Verificaram-se várias tentativas de derrube do regime, pela mão de militares e civis, que não surtiram êxito: a conspiração da Sé, de 1959, a Abrilada de Botelho Moniz, de 10 de Abril de 1961, e o golpe de Beja, de 1 de Janeiro de 62, todas subsequentes à campanha eleitoral de Humberto Delgado, em 1958. Nenhuma destas tentativas foi suficientemente bem organizada e apoiada.

A guerra colonial criou uma contradição fundamental ao regime: negociar uma via de saída política com os nacionalistas das colónias portuguesas e contradizer a sua natureza de ditadura e império colonial ou continuar a guerra, sem possibilidade de vitória militar e política, esgotando todas as capacidades e recursos do país.

O regime optou por continuar a guerra. Naturalmente os jovens oficiais do quadro permanente, cujas comissões se iam repetindo, começaram a interrogar-se e a tomar consciência que a continuação da guerra não era solução: tinha de haver uma saída política. Concluíram rapidamente que o regime tinha de ser derrubado pela força a fim de se estabelecer a paz. Sem hesitar, deram esse passo a 25 de Abril de 1974.

O que tem este processo de original e singular? Tratou-se sem dúvida de uma combinação positiva, simultânea e sucessiva de vários fatores, elementos e condições objetivas e subjetivas, irrepetível, que nos permite constatar o seguinte:

— A ação militar de 25 de Abril não seguiu qualquer modelo ou método específico, teórico ou prático, ou tentativa de mudança de regime. Não foi uma insurreição ou levantamento militar nem um golpe de Estado típico.

— Os improváveis libertadores saíram de um dos pilares do regime – as Forças Armadas. 

– Na ação militar de âmbito nacional participaram exclusivamente militares; ela foi feita sob a bandeira de um programa político elaborado por elementos do MFA, sem participação de civis, ainda que inspirados nas teses da Oposição Democrática, aprovadas em Abril de 73 no Congresso da Oposição. Houve um binómio em dois tempos: ação militar e programa político.

— Os militares do MFA não assumiram o poder, delegando-o numa Junta de Salvação Nacional, que nomearia um Governo provisório de civis para aplicar o programa político.

— No dia 25 de Abril a adesão espontânea e imediata do povo em Lisboa, e seguidamente em todo o país, transformou a ação militar libertadora num processo revolucionário progressista, aberto a toda a sociedade, englobando diversas sensibilidades e camadas sociais.

Outro binómio: Movimento militar – Movimento popular.

— O 25 de Abril ocorreu sem derramamento de sangue por parte dos jovens militares, que, impulsionados por valores éticos e morais e por uma vontade de paz, liberdade e não violência, conseguiram que o 25 de Abril fosse o “dia inteiro e limpo”, de grande alegria e participação populares.

— O 25 de Abril caracterizou-se também por dimensões éticas e estéticas únicas, que o transformaram num caso muito especial da HISTÓRIA NACIONAL E INTERNACIONAL.

Foi um momento luminoso da nossa história, evocado na nossa memória coletiva como constituinte da identidade portuguesa.
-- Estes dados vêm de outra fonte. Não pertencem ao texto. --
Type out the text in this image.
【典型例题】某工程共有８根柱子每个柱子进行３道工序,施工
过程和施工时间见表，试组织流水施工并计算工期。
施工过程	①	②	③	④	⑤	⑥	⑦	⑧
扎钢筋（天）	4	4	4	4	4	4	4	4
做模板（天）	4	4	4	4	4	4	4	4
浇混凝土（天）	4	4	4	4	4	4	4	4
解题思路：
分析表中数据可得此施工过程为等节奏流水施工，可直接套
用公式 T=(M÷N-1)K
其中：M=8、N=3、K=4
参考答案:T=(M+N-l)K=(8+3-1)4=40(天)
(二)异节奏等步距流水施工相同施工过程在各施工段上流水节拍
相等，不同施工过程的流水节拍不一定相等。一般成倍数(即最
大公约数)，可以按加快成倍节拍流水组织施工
A imagem de Portugal mudou rapidamente, em especial no estrangeiro; os nossos emigrantes passaram a sentir orgulho em serem portugueses, o que antes não acontecia. Internamente o processo foi mais lento, tendo sobrevivido alguns esqueletos do salazarismo, que se mantiveram em alguns hábitos e atitudes, ancorados no conservadorismo rural e religioso.
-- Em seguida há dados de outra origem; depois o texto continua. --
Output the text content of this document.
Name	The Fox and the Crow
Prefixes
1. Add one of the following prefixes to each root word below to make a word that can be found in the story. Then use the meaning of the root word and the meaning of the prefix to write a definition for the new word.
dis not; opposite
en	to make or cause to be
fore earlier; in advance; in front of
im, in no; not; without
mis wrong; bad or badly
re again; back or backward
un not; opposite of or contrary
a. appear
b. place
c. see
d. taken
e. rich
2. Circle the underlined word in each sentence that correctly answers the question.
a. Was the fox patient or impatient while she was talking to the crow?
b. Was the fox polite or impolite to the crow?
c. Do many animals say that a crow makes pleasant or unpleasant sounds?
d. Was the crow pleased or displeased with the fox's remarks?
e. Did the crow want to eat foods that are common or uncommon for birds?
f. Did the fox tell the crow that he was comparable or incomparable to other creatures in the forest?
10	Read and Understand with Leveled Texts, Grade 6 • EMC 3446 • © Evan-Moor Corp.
O 25 de Abril afirmou uma ideia clara e uma vontade de outro Portugal, aberto ao mundo, solidário, livre e democrático nas múltiplas dimensões: política, cultural, social, económica e estética. Hoje é incontestável que essa ideia de Abril foi fundadora da democracia instaurada pelo MFA e plasmada na Constituição de 1976.

Portugal e os portugueses apareceram aos olhos da Europa e do mundo como algo de excecional e inédito. O 25 de Abril abriu as portas a um tempo novo de paz, liberdade, igualdade de direitos e deveres, de oportunidades e possibilidade de participação plena dos cidadãos na edificação de um país mais livre, solidário e justo.
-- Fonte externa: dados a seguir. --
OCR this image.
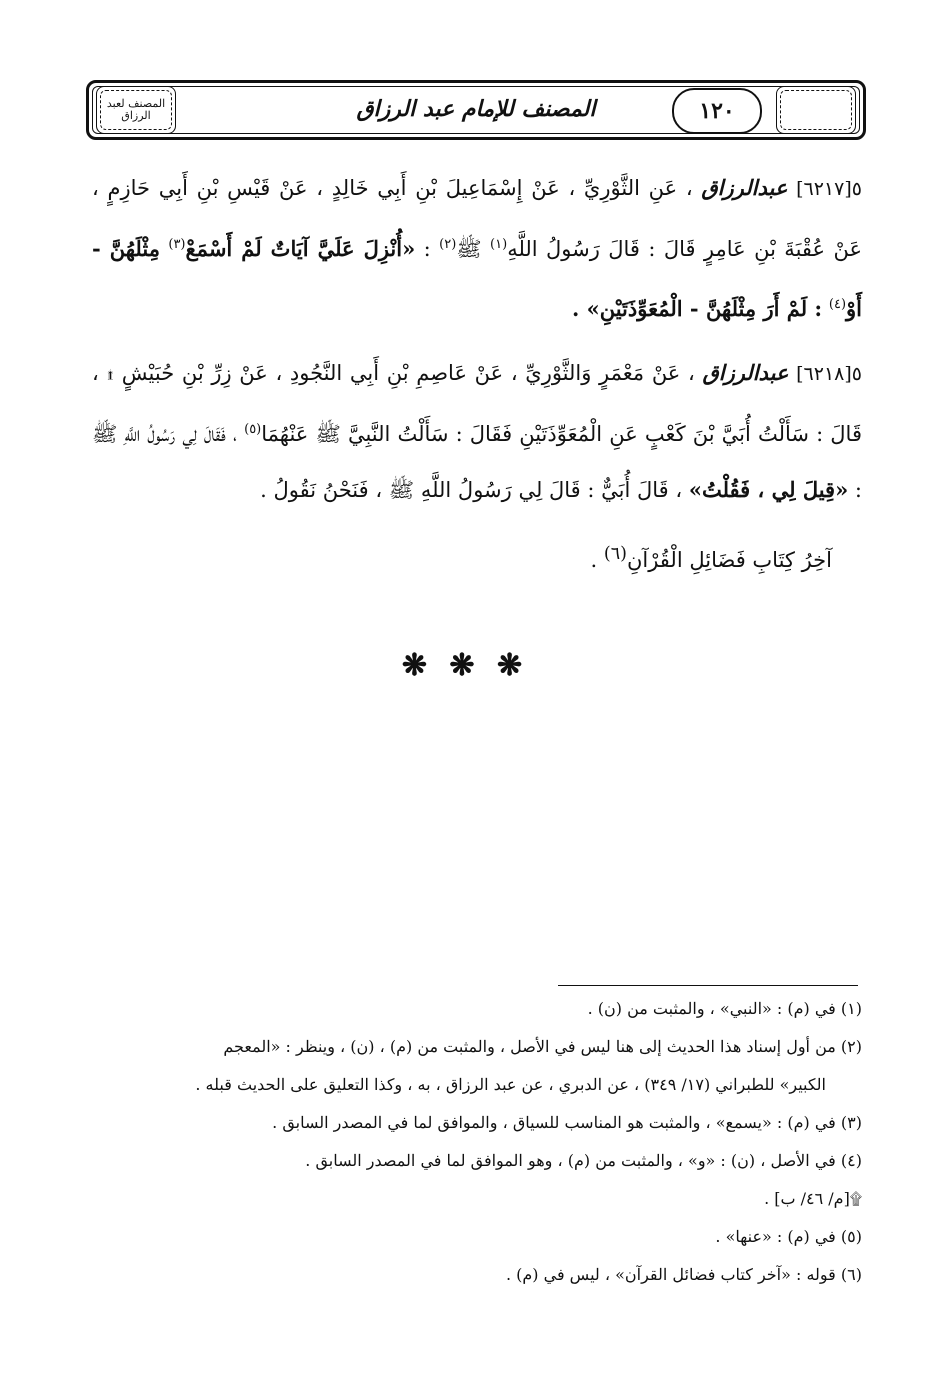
المصنف لعبد الرزاق	١٢٠
المصنف للإمام عبد الرزاق

٥[٦٢١٧] عبدالرزاق ، عَنِ الثَّوْرِيِّ ، عَنْ إِسْمَاعِيلَ بْنِ أَبِي خَالِدٍ ، عَنْ قَيْسِ بْنِ أَبِي حَازِمٍ ، عَنْ عُقْبَةَ بْنِ عَامِرٍ قَالَ : قَالَ رَسُولُ اللَّهِ$^{(١)}$ ﷺ$^{(٢)}$ : «أُنْزِلَ عَلَيَّ آيَاتٌ لَمْ أَسْمَعْ$^{(٣)}$ مِثْلَهُنَّ - أَوْ$^{(٤)}$ : لَمْ أَرَ مِثْلَهُنَّ - الْمُعَوِّذَتَيْنِ» .

٥[٦٢١٨] عبدالرزاق ، عَنْ مَعْمَرٍ وَالثَّوْرِيِّ ، عَنْ عَاصِمِ بْنِ أَبِي النَّجُودِ ، عَنْ زِرِّ بْنِ حُبَيْشٍ ۩ ، قَالَ : سَأَلْتُ أُبَيَّ بْنَ كَعْبٍ عَنِ الْمُعَوِّذَتَيْنِ فَقَالَ : سَأَلْتُ النَّبِيَّ ﷺ عَنْهُمَا$^{(٥)}$ ، فَقَالَ لِي رَسُولُ اللَّهِ ﷺ : «قِيلَ لِي ، فَقُلْتُ» ، قَالَ أُبَيٌّ : قَالَ لِي رَسُولُ اللَّهِ ﷺ ، فَنَحْنُ نَقُولُ .

آخِرُ كِتَابِ فَضَائِلِ الْقُرْآنِ$^{(٦)}$ .

❋ ❋ ❋

(١) في (م) : «النبي» ، والمثبت من (ن) .

(٢) من أول إسناد هذا الحديث إلى هنا ليس في الأصل ، والمثبت من (م) ، (ن) ، وينظر : «المعجم

الكبير» للطبراني (١٧/ ٣٤٩) ، عن الدبري ، عن عبد الرزاق ، به ، وكذا التعليق على الحديث قبله .

(٣) في (م) : «يسمع» ، والمثبت هو المناسب للسياق ، والموافق لما في المصدر السابق .

(٤) في الأصل ، (ن) : «و» ، والمثبت من (م) ، وهو الموافق لما في المصدر السابق .

۩[م/ ٤٦/ ب] .

(٥) في (م) : «عنها» .

(٦) قوله : «آخر كتاب فضائل القرآن» ، ليس في (م) .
Compete aos cidadãos apropriarem-se desse tempo e das suas realizações. Os valores de Abril constam da lei fundamental, e compete ao soberano, o povo português (todos nós), cumprir e exigir o cumprimento da Constituição a quem exerce em seu nome o poder executivo, legislativo e judicial.

Há hoje elementos e forças que influenciam o nosso devir histórico, que estão fora ou escapam ao controlo democrático: refiro-me aos poderes financeiro, económico e comunicacional que se articulam à escala global, ultrapassando claramente os Estados, capturando e condicionando o poder político e o próprio aparelho do Estado, reduzindo substancialmente o espaço democrático e a possibilidade de iniciativa dos cidadãos.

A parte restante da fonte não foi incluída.